The camps were justified, in British eyes, by the Mau Mau's butchering of 32 white settlers and African chiefs loyal to the crown early in the rebellion. The Mau Mau were dominated by the Kikuyu, the largest ethnic group in Kenya, and were largely driven by bitterness at the loss of land to the white settlers. But the struggle also divided the tribe, and the Mau Mau ultimately killed far more fellow Kikuyu than whites, with massacres such as the killing of 120 men, women and children at Lari in March 1953. In Britain the Mau Mau were portrayed as representing the re-emergence of a primitive bloodlust that the twin benefits of colonisation - Christianity and civilisation - were intended to eradicate. But the British soon proved they could be as brutal as their enemies.

The Kenyan Human Rights Commission, which is backing the former prisoners' legal claim, says about 160,000 people were detained in dire conditions and that tens of thousands were tortured to get them to renounce their oath to the Mau Mau.
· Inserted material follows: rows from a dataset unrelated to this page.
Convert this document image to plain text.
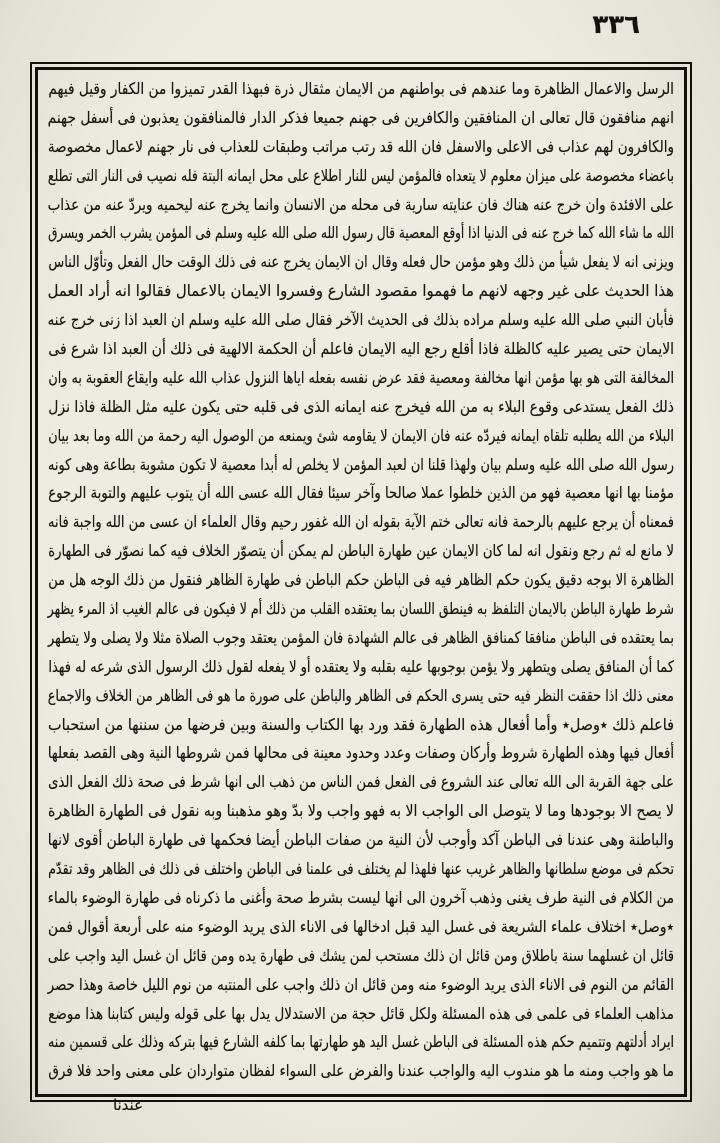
٣٣٦
الرسل والاعمال الظاهرة وما عندهم فى بواطنهم من الايمان مثقال ذرة فبهذا القدر تميزوا من الكفار وقيل فيهم
انهم منافقون قال تعالى ان المنافقين والكافرين فى جهنم جميعا فذكر الدار فالمنافقون يعذبون فى أسفل جهنم
والكافرون لهم عذاب فى الاعلى والاسفل فان الله قد رتب مراتب وطبقات للعذاب فى نار جهنم لاعمال مخصوصة
باعضاء مخصوصة على ميزان معلوم لا يتعداه فالمؤمن ليس للنار اطلاع على محل ايمانه البتة فله نصيب فى النار التى تطلع
على الافئدة وان خرج عنه هناك فان عنايته سارية فى محله من الانسان وانما يخرج عنه ليحميه ويردّ عنه من عذاب
الله ما شاء الله كما خرج عنه فى الدنيا اذا أوقع المعصية قال رسول الله صلى الله عليه وسلم فى المؤمن يشرب الخمر ويسرق
ويزنى انه لا يفعل شيأ من ذلك وهو مؤمن حال فعله وقال ان الايمان يخرج عنه فى ذلك الوقت حال الفعل وتأوّل الناس
هذا الحديث على غير وجهه لانهم ما فهموا مقصود الشارع وفسروا الايمان بالاعمال فقالوا انه أراد العمل
فأبان النبي صلى الله عليه وسلم مراده بذلك فى الحديث الآخر فقال صلى الله عليه وسلم ان العبد اذا زنى خرج عنه
الايمان حتى يصير عليه كالظلة فاذا أقلع رجع اليه الايمان فاعلم أن الحكمة الالهية فى ذلك أن العبد اذا شرع فى
المخالفة التى هو بها مؤمن انها مخالفة ومعصية فقد عرض نفسه بفعله اياها النزول عذاب الله عليه وايقاع العقوبة به وان
ذلك الفعل يستدعى وقوع البلاء به من الله فيخرج عنه ايمانه الذى فى قلبه حتى يكون عليه مثل الظلة فاذا نزل
البلاء من الله يطلبه تلقاه ايمانه فيردّه عنه فان الايمان لا يقاومه شئ ويمنعه من الوصول اليه رحمة من الله وما بعد بيان
رسول الله صلى الله عليه وسلم بيان ولهذا قلنا ان لعبد المؤمن لا يخلص له أبدا معصية لا تكون مشوبة بطاعة وهى كونه
مؤمنا بها انها معصية فهو من الذين خلطوا عملا صالحا وآخر سيئا فقال الله عسى الله أن يتوب عليهم والتوبة الرجوع
فمعناه أن يرجع عليهم بالرحمة فانه تعالى ختم الآية بقوله ان الله غفور رحيم وقال العلماء ان عسى من الله واجبة فانه
لا مانع له ثم رجع ونقول انه لما كان الايمان عين طهارة الباطن لم يمكن أن يتصوّر الخلاف فيه كما نصوّر فى الطهارة
الظاهرة الا بوجه دقيق يكون حكم الظاهر فيه فى الباطن حكم الباطن فى طهارة الظاهر فنقول من ذلك الوجه هل من
شرط طهارة الباطن بالايمان التلفظ به فينطق اللسان بما يعتقده القلب من ذلك أم لا فيكون فى عالم الغيب اذ المرء يظهر
بما يعتقده فى الباطن منافقا كمنافق الظاهر فى عالم الشهادة فان المؤمن يعتقد وجوب الصلاة مثلا ولا يصلى ولا يتطهر
كما أن المنافق يصلى ويتطهر ولا يؤمن بوجوبها عليه بقلبه ولا يعتقده أو لا يفعله لقول ذلك الرسول الذى شرعه له فهذا
معنى ذلك اذا حققت النظر فيه حتى يسرى الحكم فى الظاهر والباطن على صورة ما هو فى الظاهر من الخلاف والاجماع
فاعلم ذلك ٭وصل٭ وأما أفعال هذه الطهارة فقد ورد بها الكتاب والسنة وبين فرضها من سننها من استحباب
أفعال فيها وهذه الطهارة شروط وأركان وصفات وعدد وحدود معينة فى محالها فمن شروطها النية وهى القصد بفعلها
على جهة القربة الى الله تعالى عند الشروع فى الفعل فمن الناس من ذهب الى انها شرط فى صحة ذلك الفعل الذى
لا يصح الا بوجودها وما لا يتوصل الى الواجب الا به فهو واجب ولا بدّ وهو مذهبنا وبه نقول فى الطهارة الظاهرة
والباطنة وهى عندنا فى الباطن آكد وأوجب لأن النية من صفات الباطن أيضا فحكمها فى طهارة الباطن أقوى لانها
تحكم فى موضع سلطانها والظاهر غريب عنها فلهذا لم يختلف فى علمنا فى الباطن واختلف فى ذلك فى الظاهر وقد تقدّم
من الكلام فى النية طرف يغنى وذهب آخرون الى انها ليست بشرط صحة وأغنى ما ذكرناه فى طهارة الوضوء بالماء
٭وصل٭ اختلاف علماء الشريعة فى غسل اليد قبل ادخالها فى الاناء الذى يريد الوضوء منه على أربعة أقوال فمن
قائل ان غسلهما سنة باطلاق ومن قائل ان ذلك مستحب لمن يشك فى طهارة يده ومن قائل ان غسل اليد واجب على
القائم من النوم فى الاناء الذى يريد الوضوء منه ومن قائل ان ذلك واجب على المنتبه من نوم الليل خاصة وهذا حصر
مذاهب العلماء فى علمى فى هذه المسئلة ولكل قائل حجة من الاستدلال يدل بها على قوله وليس كتابنا هذا موضع
ايراد أدلتهم وتتميم حكم هذه المسئلة فى الباطن غسل اليد هو طهارتها بما كلفه الشارع فيها بتركه وذلك على قسمين منه
ما هو واجب ومنه ما هو مندوب اليه والواجب عندنا والفرض على السواء لفظان متواردان على معنى واحد فلا فرق
عندنا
Britain set up the camps in response to the brutal killings of white settlers, including women and children. After the emergency was lifted in 1961, an official report determined that 32 whites had been killed by the insurgency while more than 11,000 Africans died, many of them civilians. Others put the death toll much higher. Lawyers for the claimants are likely to call as a witness a US academic, Caroline Elkins, whose acclaimed book, Britain's Gulag, estimates that up to 100,000 Kenyans died of torture, abuse and neglect in the British camps. The British authorities also hanged hundreds of Mau Mau members for offences other than killing, such as illegal possession of arms or associating with people illegally carrying weapons.

In Britain and Europe, the legacies of enslavement and colonialism continue not only from the wealth gained from resources from Africa through 'neo-colonialism', but also by 'neo-slavery' right in European soil, by the detention of asylum seekers and migrants, as well as exorbitant visa extension fees for short-term migrants such as students and foreign workers. Multinational corporations are making lucrative profits for their shareholders, while the UK taxpayer for example pays for the costs of depriving the asylum seeker and migrant of their fundamental freedom. It costs £1,230 per detainee per week in detention excluding overheads such as failed removals, medical care, transfer and escorting costs and cancelled flights.

The British colonial legacy has also left bitter struggle among nationals, by the part played in suppressing the Mau Mau by some Kenyans who went on to hold senior posts in government (many still in powerful positions in government and business). This has left fertile ground for organisations like Mungiki to flourish - some of the ideology stems from the Mau Mau - as an organised collective against those in power who perhaps maintain some of the old colonial, imperialist, attitudes. It is just sad that they have to incorporate violence into the movement and thus attract more violence from the security forces, creating a vicious circle!